VFS errors map to conventional Unix errno values for commands that check them. For example, `cat nonexistent.txt` maps `VfsError::NotFound` to the stderr message `cat: nonexistent.txt: No such file or directory` and exit code 1.

## Glob Implementation

The VFS glob walks the in-memory tree and matches paths against shell glob patterns:

- `*` matches any sequence of characters within a path component
- `?` matches exactly one character
- `[abc]` matches any character in the set
- `[a-z]` matches any character in the range
- `[!abc]` or `[^abc]` matches any character NOT in the set
- `**` matches any number of path components (recursive)

Glob results are limited by `ExecutionLimits::max_glob_results` to prevent patterns like `/**/*` from generating unbounded results.

## Default Filesystem Layout

When `RustBashBuilder::build()` creates a shell instance, it populates the VFS with a standard Unix-like directory structure so that AI agents and scripts encounter the layout they expect:

```
/
├── bin/          # Stub files for every registered command and builtin
│   ├── ls        # #!/bin/bash\n# built-in: ls
│   ├── grep
│   ├── cd        # Builtin stubs too
│   └── ...
├── usr/
│   └── bin/
├── tmp/
├── dev/
│   ├── null
│   ├── zero
│   ├── stdin
│   ├── stdout
│   └── stderr
└── home/
    └── user/     # Derived from $HOME if provided
```

**Command stubs**: Every registered command and shell builtin gets a stub file in `/bin/` containing `#!/bin/bash\n# built-in: <name>`. This makes `ls /bin` list available commands, `test -f /bin/grep` return true, and PATH-based resolution work for the `which` command.

**Non-clobbering**: `setup_default_filesystem()` only creates directories and files that don't already exist.
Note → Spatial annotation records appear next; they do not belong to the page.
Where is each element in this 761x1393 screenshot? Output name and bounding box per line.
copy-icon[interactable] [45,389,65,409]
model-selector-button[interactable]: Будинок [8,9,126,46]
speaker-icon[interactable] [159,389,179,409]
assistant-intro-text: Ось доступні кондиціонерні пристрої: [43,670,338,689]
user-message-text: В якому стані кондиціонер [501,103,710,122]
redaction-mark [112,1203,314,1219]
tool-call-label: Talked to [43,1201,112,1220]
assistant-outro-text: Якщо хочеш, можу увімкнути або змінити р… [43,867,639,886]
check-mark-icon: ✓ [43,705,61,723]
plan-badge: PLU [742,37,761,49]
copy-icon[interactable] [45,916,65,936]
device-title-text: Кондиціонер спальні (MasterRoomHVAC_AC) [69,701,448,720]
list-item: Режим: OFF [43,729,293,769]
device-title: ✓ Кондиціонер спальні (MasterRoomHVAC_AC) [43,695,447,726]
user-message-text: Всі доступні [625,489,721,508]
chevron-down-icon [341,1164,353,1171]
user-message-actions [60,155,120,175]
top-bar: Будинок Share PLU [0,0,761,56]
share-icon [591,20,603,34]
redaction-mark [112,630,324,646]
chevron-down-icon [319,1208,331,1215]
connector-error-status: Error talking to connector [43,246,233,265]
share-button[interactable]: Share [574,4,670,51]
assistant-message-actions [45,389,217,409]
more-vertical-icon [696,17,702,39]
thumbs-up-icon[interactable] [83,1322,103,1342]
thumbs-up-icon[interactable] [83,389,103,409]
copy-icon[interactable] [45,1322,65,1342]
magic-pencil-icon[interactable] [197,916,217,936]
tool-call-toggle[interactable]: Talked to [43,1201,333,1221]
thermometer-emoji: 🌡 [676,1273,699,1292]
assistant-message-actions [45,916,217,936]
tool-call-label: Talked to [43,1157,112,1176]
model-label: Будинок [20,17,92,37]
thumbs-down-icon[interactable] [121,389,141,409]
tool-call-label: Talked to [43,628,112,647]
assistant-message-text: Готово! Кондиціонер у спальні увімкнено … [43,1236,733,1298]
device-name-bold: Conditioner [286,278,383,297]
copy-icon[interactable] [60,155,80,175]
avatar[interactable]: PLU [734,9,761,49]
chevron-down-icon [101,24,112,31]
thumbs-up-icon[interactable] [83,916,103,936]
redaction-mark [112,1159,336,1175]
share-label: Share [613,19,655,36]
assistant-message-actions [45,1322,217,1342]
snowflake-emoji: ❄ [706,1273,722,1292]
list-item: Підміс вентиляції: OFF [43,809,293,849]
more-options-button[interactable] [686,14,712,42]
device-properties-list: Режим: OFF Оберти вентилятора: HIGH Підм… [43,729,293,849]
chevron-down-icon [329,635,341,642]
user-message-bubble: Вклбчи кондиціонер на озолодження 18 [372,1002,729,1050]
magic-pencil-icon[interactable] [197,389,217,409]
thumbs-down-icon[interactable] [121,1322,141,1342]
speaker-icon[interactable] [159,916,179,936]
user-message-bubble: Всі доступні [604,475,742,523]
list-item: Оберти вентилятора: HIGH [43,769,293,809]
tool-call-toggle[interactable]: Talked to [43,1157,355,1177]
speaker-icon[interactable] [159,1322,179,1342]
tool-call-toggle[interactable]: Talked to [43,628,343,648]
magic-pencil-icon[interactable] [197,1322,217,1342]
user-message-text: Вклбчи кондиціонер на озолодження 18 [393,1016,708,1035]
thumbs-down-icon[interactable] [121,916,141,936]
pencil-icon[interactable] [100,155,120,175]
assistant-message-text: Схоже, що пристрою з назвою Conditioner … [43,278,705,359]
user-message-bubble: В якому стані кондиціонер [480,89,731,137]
User-seeded files from `.files()` and caller-provided VFS content are never overwritten.

## Design Decisions

**Why `&self` instead of `&mut self` on mutating methods?** Using `&self` allows a single `VirtualFs` instance to be shared by reference across the interpreter and command contexts without requiring exclusive borrow tracking at the call site. Implementations use interior mutability (`parking_lot::RwLock`) internally. The trade-off is that custom `VirtualFs` implementors must also use interior mutability.

**Why a trait instead of an enum?** The trait enables user-defined backends. A consumer of rust-bash can implement `VirtualFs` for their own storage system (e.g., S3-backed, database-backed) without modifying our codebase.

**Why `parking_lot::RwLock` instead of `std::sync::RwLock`?** Standard `RwLock` poisons on panic. If any command panics while holding the lock, all subsequent VFS operations fail with a poison error. `parking_lot::RwLock` doesn't poison — a panic releases the lock normally.

**Why `Vec<u8>` instead of `String` for file content?** Files can contain arbitrary bytes. Binary files, files with mixed encodings, and files with invalid UTF-8 must all be representable. Commands that operate on text (`grep`, `sort`, etc.) handle the UTF-8 conversion themselves.